You probably have noticed that your bad mood increases considerably while you are hungry. Maybe if it has not happened to you directly, you sure know some people who get a little irritable when their stomach starts to roar. Don’t worry, it’s not like you’re becoming The Grinch, everything has a scientific explanation. In fact this is nothing more than a natural reaction in every one of us. Who hasn’t heard a baby cry when he is hungry? Yes, they do it to get attention and get fed, but also because their empty stomach makes them grumpier.

As a matter of fact, it’s so common for people to get mood swings while having an empty stomach that there is even a famous term to define it: “hangry“. Which is a conjunction between “hungry” and “angry“. In order to make you understand this better, we will explain what happens to our body when we are hungry and how it affects our brain.


Why do we get hungry?

The food we eat is broken down by our body in a series of nutrients, such as sugars, proteins, fats, etc. Among these groups of nutrients, we got glucose being absorbed directly by our bloodstream and distributed throughout our body made up as immediate energy for our cells.

Glucose is the main “energy source” for our brain. Its functioning depends to a large extent on the level of glucose, since this nutrient is easy to be transported and delivered to the brain. Therefore, a low blood glucose level would blow all the alarms in our body. The brain is the first to detect when something isn’t right, especially when it has less energy to function. At this moment is when the problems begin. We think more slowly, it is hard for us to concentrate and it diminishes our attention span.

In addition to these signals that our brain is sending us, while we are hungry we suffer another series of more tangible signals, such as noises made by our stomach. Many times these noises become very annoying and can even cause pain.
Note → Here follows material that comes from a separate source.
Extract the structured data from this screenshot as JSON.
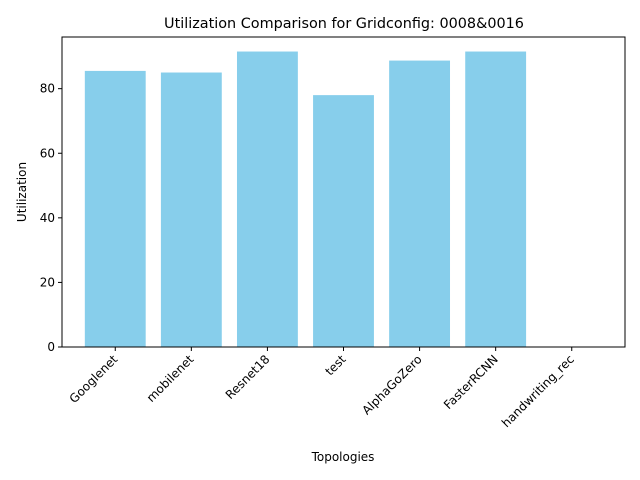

They also tend to be quite uncomfortable socially speaking, since sometimes they can be audible by other people. This probably happened to you while in a classroom or at work, and you wanted the earth to swallow you.
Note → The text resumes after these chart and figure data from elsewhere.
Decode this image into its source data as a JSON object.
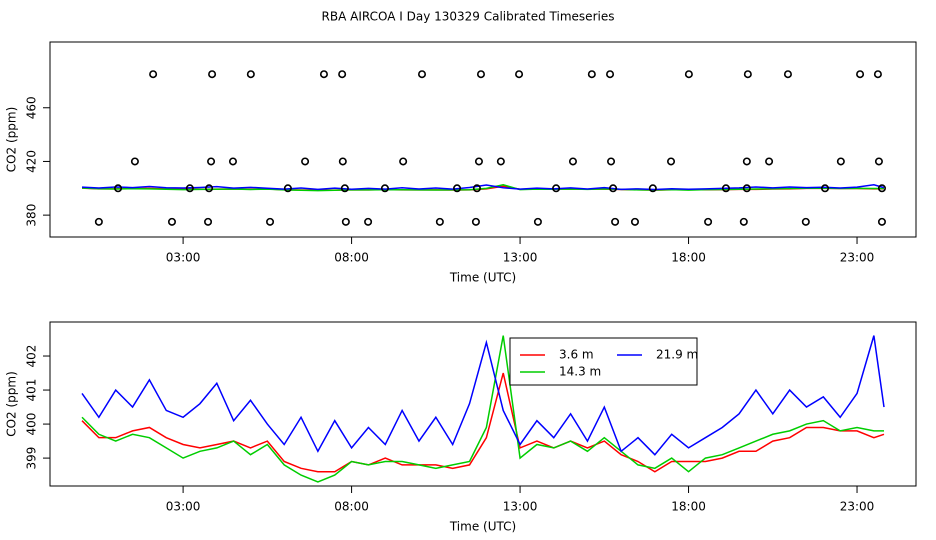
{
  "title": "RBA AIRCOA I  Day 130329  Calibrated Timeseries",
  "chart_data": [
    {
      "type": "scatter",
      "xlabel": "Time (UTC)",
      "ylabel": "CO2 (ppm)",
      "color": "#000000",
      "x": [
        2.11,
        3.86,
        5.01,
        7.18,
        7.72,
        10.09,
        11.84,
        12.97,
        15.13,
        15.67,
        18.01,
        19.76,
        20.95,
        23.09,
        23.62,
        1.57,
        3.83,
        4.48,
        6.62,
        7.74,
        9.53,
        11.78,
        12.43,
        14.57,
        15.7,
        17.48,
        19.73,
        20.39,
        22.52,
        23.65,
        1.07,
        3.2,
        3.77,
        6.11,
        7.8,
        8.99,
        11.13,
        11.72,
        14.07,
        15.76,
        16.94,
        19.11,
        19.73,
        22.05,
        23.74,
        0.5,
        2.67,
        3.74,
        5.58,
        7.83,
        8.49,
        10.62,
        11.69,
        13.53,
        15.82,
        16.41,
        18.58,
        19.64,
        21.48,
        23.74
      ],
      "values": [
        485,
        485,
        485,
        485,
        485,
        485,
        485,
        485,
        485,
        485,
        485,
        485,
        485,
        485,
        485,
        420,
        420,
        420,
        420,
        420,
        420,
        420,
        420,
        420,
        420,
        420,
        420,
        420,
        420,
        420,
        400,
        400,
        400,
        400,
        400,
        400,
        400,
        400,
        400,
        400,
        400,
        400,
        400,
        400,
        400,
        375,
        375,
        375,
        375,
        375,
        375,
        375,
        375,
        375,
        375,
        375,
        375,
        375,
        375,
        375
      ],
      "xlim": [
        -0.95,
        24.75
      ],
      "ylim": [
        363.7,
        509
      ],
      "xticks": [
        {
          "value": 3,
          "label": "03:00"
        },
        {
          "value": 8,
          "label": "08:00"
        },
        {
          "value": 13,
          "label": "13:00"
        },
        {
          "value": 18,
          "label": "18:00"
        },
        {
          "value": 23,
          "label": "23:00"
        }
      ],
      "yticks": [
        380,
        420,
        460
      ]
    },
    {
      "type": "line",
      "xlabel": "Time (UTC)",
      "ylabel": "CO2 (ppm)",
      "x": [
        0,
        0.5,
        1,
        1.5,
        2,
        2.5,
        3,
        3.5,
        4,
        4.5,
        5,
        5.5,
        6,
        6.5,
        7,
        7.5,
        8,
        8.5,
        9,
        9.5,
        10,
        10.5,
        11,
        11.5,
        12,
        12.5,
        13,
        13.5,
        14,
        14.5,
        15,
        15.5,
        16,
        16.5,
        17,
        17.5,
        18,
        18.5,
        19,
        19.5,
        20,
        20.5,
        21,
        21.5,
        22,
        22.5,
        23,
        23.5,
        23.8
      ],
      "series": [
        {
          "name": "3.6 m",
          "color": "#ff0000",
          "values": [
            400.1,
            399.6,
            399.6,
            399.8,
            399.9,
            399.6,
            399.4,
            399.3,
            399.4,
            399.5,
            399.3,
            399.5,
            398.9,
            398.7,
            398.6,
            398.6,
            398.9,
            398.8,
            399.0,
            398.8,
            398.8,
            398.8,
            398.7,
            398.8,
            399.6,
            401.5,
            399.3,
            399.5,
            399.3,
            399.5,
            399.3,
            399.5,
            399.1,
            398.9,
            398.6,
            398.9,
            398.9,
            398.9,
            399.0,
            399.2,
            399.2,
            399.5,
            399.6,
            399.9,
            399.9,
            399.8,
            399.8,
            399.6,
            399.7
          ]
        },
        {
          "name": "14.3 m",
          "color": "#00cd00",
          "values": [
            400.2,
            399.7,
            399.5,
            399.7,
            399.6,
            399.3,
            399.0,
            399.2,
            399.3,
            399.5,
            399.1,
            399.4,
            398.8,
            398.5,
            398.3,
            398.5,
            398.9,
            398.8,
            398.9,
            398.9,
            398.8,
            398.7,
            398.8,
            398.9,
            399.9,
            402.6,
            399.0,
            399.4,
            399.3,
            399.5,
            399.2,
            399.6,
            399.2,
            398.8,
            398.7,
            399.0,
            398.6,
            399.0,
            399.1,
            399.3,
            399.5,
            399.7,
            399.8,
            400.0,
            400.1,
            399.8,
            399.9,
            399.8,
            399.8
          ]
        },
        {
          "name": "21.9 m",
          "color": "#0000ff",
          "values": [
            400.9,
            400.2,
            401.0,
            400.5,
            401.3,
            400.4,
            400.2,
            400.6,
            401.2,
            400.1,
            400.7,
            400.0,
            399.4,
            400.2,
            399.2,
            400.1,
            399.3,
            399.9,
            399.4,
            400.4,
            399.5,
            400.2,
            399.4,
            400.6,
            402.4,
            400.4,
            399.4,
            400.1,
            399.6,
            400.3,
            399.5,
            400.5,
            399.2,
            399.6,
            399.1,
            399.7,
            399.3,
            399.6,
            399.9,
            400.3,
            401.0,
            400.3,
            401.0,
            400.5,
            400.8,
            400.2,
            400.9,
            402.6,
            400.5
          ]
        }
      ],
      "xlim": [
        -0.95,
        24.75
      ],
      "ylim": [
        398.18,
        403.0
      ],
      "xticks": [
        {
          "value": 3,
          "label": "03:00"
        },
        {
          "value": 8,
          "label": "08:00"
        },
        {
          "value": 13,
          "label": "13:00"
        },
        {
          "value": 18,
          "label": "18:00"
        },
        {
          "value": 23,
          "label": "23:00"
        }
      ],
      "yticks": [
        399,
        400,
        401,
        402
      ]
    }
  ]
}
These signals make our mood start to change. We can feel very grumpy and we become much more irritable. At that point, we don’t even want to interact with people anymore.

How does our brain act while we’re hungry?

When our blood glucose goes down, our brain activates a series of counter measures. These signals are orders from our brain, telling our body to release hormones that demand more sugar into our bloodstream. These hormones mixed with the lack of energy are the ones that really cause this really bad mood.

Among these hormones, we have glucagon involved, which is responsible for metabolizing glycogen. With this hormone, our brain will tell our organism to burn all stored reserves of sugars. Then there’s the growth hormone, and finally we have adrenaline and cortisol. These last 2 are precisely the hormones that usually come up during stress episodes. When a person goes into a stressful situation, their body goes on alert mode, because they know something isn’t going right. Adrenaline and cortisol are the cause of our body sending glucose into the muscles, to have the necessary energy always prepared if any situation of danger comes up.

In addition to these stress hormones, there is another substance that participates in the regulation of fats. That could explain our rage by not eating. This substance is Neuropeptide Y, which certain studies have shown that people with high levels tend to be more aggressive.

So if at any time you feel more aggressive than usual, try to improve your blood glucose level before making any decision or having a discussion with another person.